Bandung, bagi Bung Karno, adalah kota inspirasi keduanya selepas Surabaya. Di kota ini dia mengawali landasan pemikiran untuk pergerakan politiknya. Suatu hari dia membolos kuliah untuk sekadar blusukan dengan sepeda ke kawasan pinggiran kota. Dia berjumpa dengan seorang petani bersahaja bernama Marhaen, dan berbincang sejenak tentang kehidupan sejati rakyat jelata. Sosok petani lusuh itu kelak memberinya pencerahan tentang lambang penemuan kembali visi kepribadian nasional Indonesia.
“Marhaenisme adalah sosialisme Indonesia dalam praktek,” demikian ungkapnya dalam Sukarno, An Autobiography as Told to Cindy Adams, yang terbit pertama kali di New York pada 1965. Buku yang sama dalam versi bahasa Indonesia menyusul terbit setahun kemudian, berjudul Bung Karno, Pejambung Lidah Rakjat Indonesia.
Dalam suatu perkumpulan di Bandung, Soekarno pernah berapi-api mengindoktrinasi kawan-kawannya tentang Marhaenisme. Nama petani itu telah lahir kembali yang sarat pengertian-pengertian politik.
“Kalau begitu engkau adalah Marhaen,” ujarnya sembari menunjuk ke arah tukang sate. “Engkau tidak punya pembantu, tidak punya majikan… Engkau adalah Marhaen.”
Tukang sate pun turut menginspirasi Bung Karno tentang visi perjuangan kelasnya. Karena, menurutnya, seorang Marhaen adalah orang yang mempunyai peralatan sedikit: “orang kecil dengan kepemilikan kecil, dengan alat-alat kecil, sekadar cukup untuk dirinya sendiri” seperti petani, pedagang keliling, dan tukang sate pikulan.
“Adakalanya aku berhenti dan membeli sate di pinggiran jalan. Kududuk seorang diri di pinggir trotoar dan menikmati jajanku dari bungkus daun pisang,” kenang Bung Karno. “Sungguh saat-saat yang menyenangkan.”

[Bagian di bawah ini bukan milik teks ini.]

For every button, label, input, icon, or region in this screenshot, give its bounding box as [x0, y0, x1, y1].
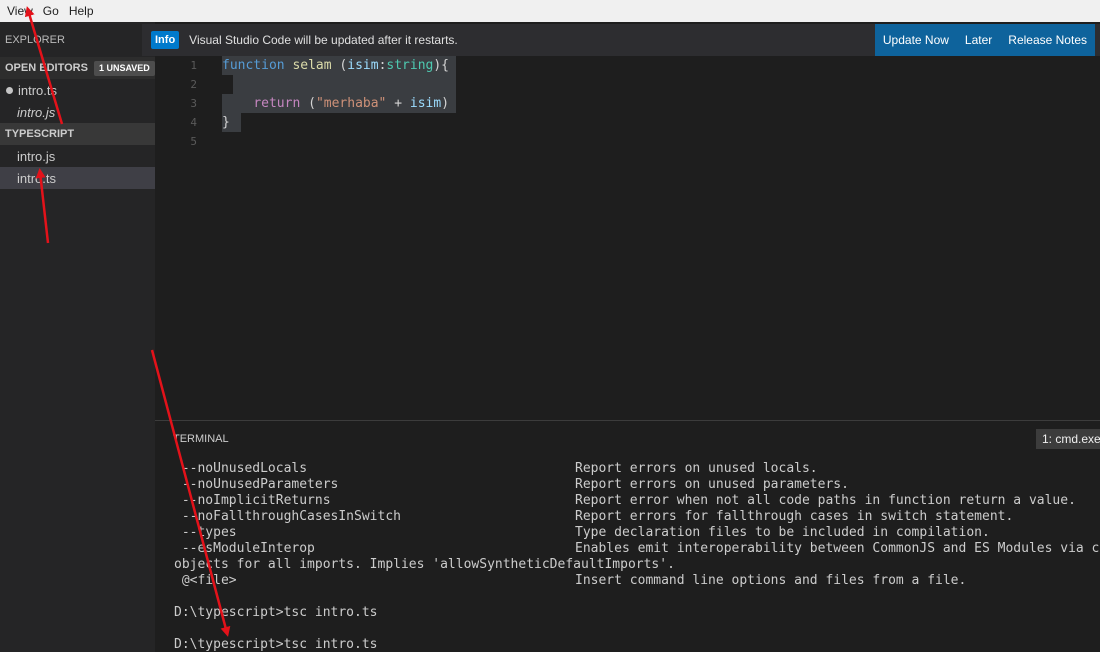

Ketika menjabat sebagi Presiden Republik Indonesia, si Bung masih kerap blusukan di sudut-sudut Jakarta. Berlagak menyamar, dia bisa mendengarkan rakyat yang bercakap, berdebatan, berkelakar, hingga bercumbu kasih. Rakyat adalah “roti-kehidupan” baginya. “Aku ingin bercampur dengan rakyat,” ungkapnya. “Itulah yang menjadi kebiasaanku.”